The nightly discipline of reviewing the day with God — tracing His mercies, confessing the day's sins, and entrusting tomorrow to His keeping. The practice has roots in Psalm 4:4 (commune with your own heart upon your bed, and be still) and in Psalm 119:55, 62 (I have remembered thy name, O LORD, in the night... At midnight I will rise to give thanks unto thee because of thy righteous judgments). The medieval monastic practice developed the discipline; Ignatius of Loyola formalized it as the Examen in his Spiritual Exercises. The Protestant Puritan tradition independently cultivated similar practice. A typical examen has five movements: (1) gratitude for the day's mercies; (2) prayer for the Spirit's light; (3) review of the day from morning to evening; (4) confession of failures and reception of forgiveness; (5) anticipation and entrustment of tomorrow. The conscience cleared before sleep is the conscience available for tomorrow's discipleship.
EXAMINE: To inspect carefully; to scrutinize; to weigh and try; in spiritual use, the searching of one's heart before God.
1. To inspect carefully; to scrutinize; to weigh and try. 2. To interrogate; to question. 3. In spiritual use, to search one's heart, motives, and actions before God for repentance and renewal. The examen is the soul's nightly accounting.
Psalm 4:4 — "Be angry, and do not sin. Meditate within your heart on your bed, and be still."
Lamentations 3:40 — "Let us search out and examine our ways, and turn back to the Lord."
Psalm 139:23 — "Search me, O God, and know my heart; try me, and know my anxieties."
2 Corinthians 13:5 — "Examine yourselves as to whether you are in the faith. Test yourselves."
Modern believers fall asleep to screens and wake to notifications, never reviewing the day with God. Scripture commands honest end-of-day examination.
The day ends in a binge of streaming or scrolling, the conscience anesthetized rather than addressed.
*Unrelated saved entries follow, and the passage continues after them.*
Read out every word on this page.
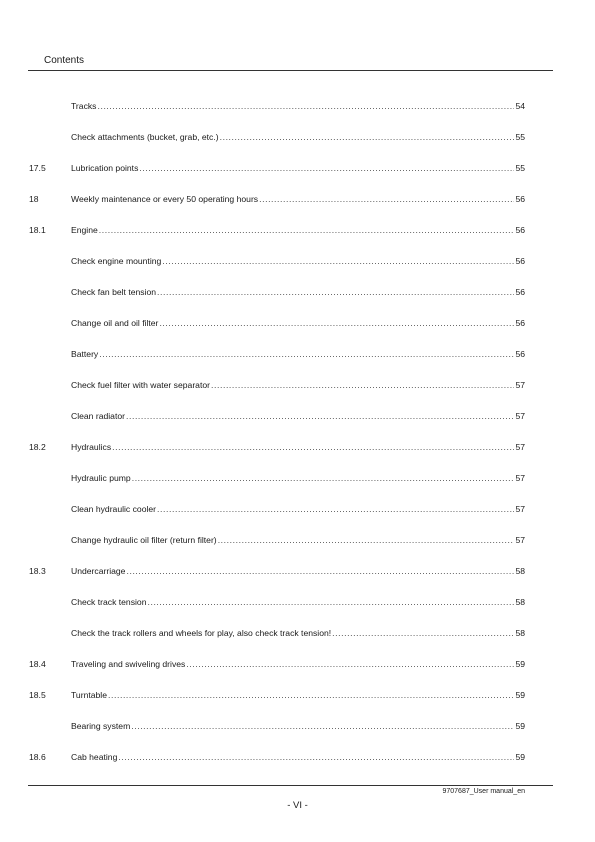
Contents
Tracks .....	54
Check attachments (bucket, grab, etc.) .....	55
17.5	Lubrication points .....	55
18	Weekly maintenance or every 50 operating hours .....	56
18.1	Engine .....	56
Check engine mounting .....	56
Check fan belt tension .....	56
Change oil and oil filter .....	56
Battery .....	56
Check fuel filter with water separator .....	57
Clean radiator .....	57
18.2	Hydraulics .....	57
Hydraulic pump .....	57
Clean hydraulic cooler .....	57
Change hydraulic oil filter (return filter) .....	57
18.3	Undercarriage .....	58
Check track tension .....	58
Check the track rollers and wheels for play, also check track tension! .....	58
18.4	Traveling and swiveling drives .....	59
18.5	Turntable .....	59
Bearing system .....	59
18.6	Cab heating .....	59
9707687_User manual_en
- VI -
Sins of the day go unnamed; mercies go uncounted; tomorrow inherits the unfinished business of today. The pillow becomes a place of unconsciousness rather than communion.
The Psalmist commands meditation on the bed. Lamentations commands self-examination. The disciple who pauses ten minutes before sleep to review the day — thanks for mercies, confession of sins, surrender of tomorrow — sleeps cleaner, wakes clearer, and walks in the daily rhythm the saints have always known.
Greek dokimazo (to test, prove) and peirazo (to examine). Hebrew chaqar — to search out.
G1381 — dokimazo — to test, examine, prove
H2713 — chaqar — to search, examine, explore
H974 — bachan — to test, try, examine
"Do not sleep on a sin you can confess in five minutes."
"Count the mercies before counting sheep."
"The day reviewed with God is the day truly lived."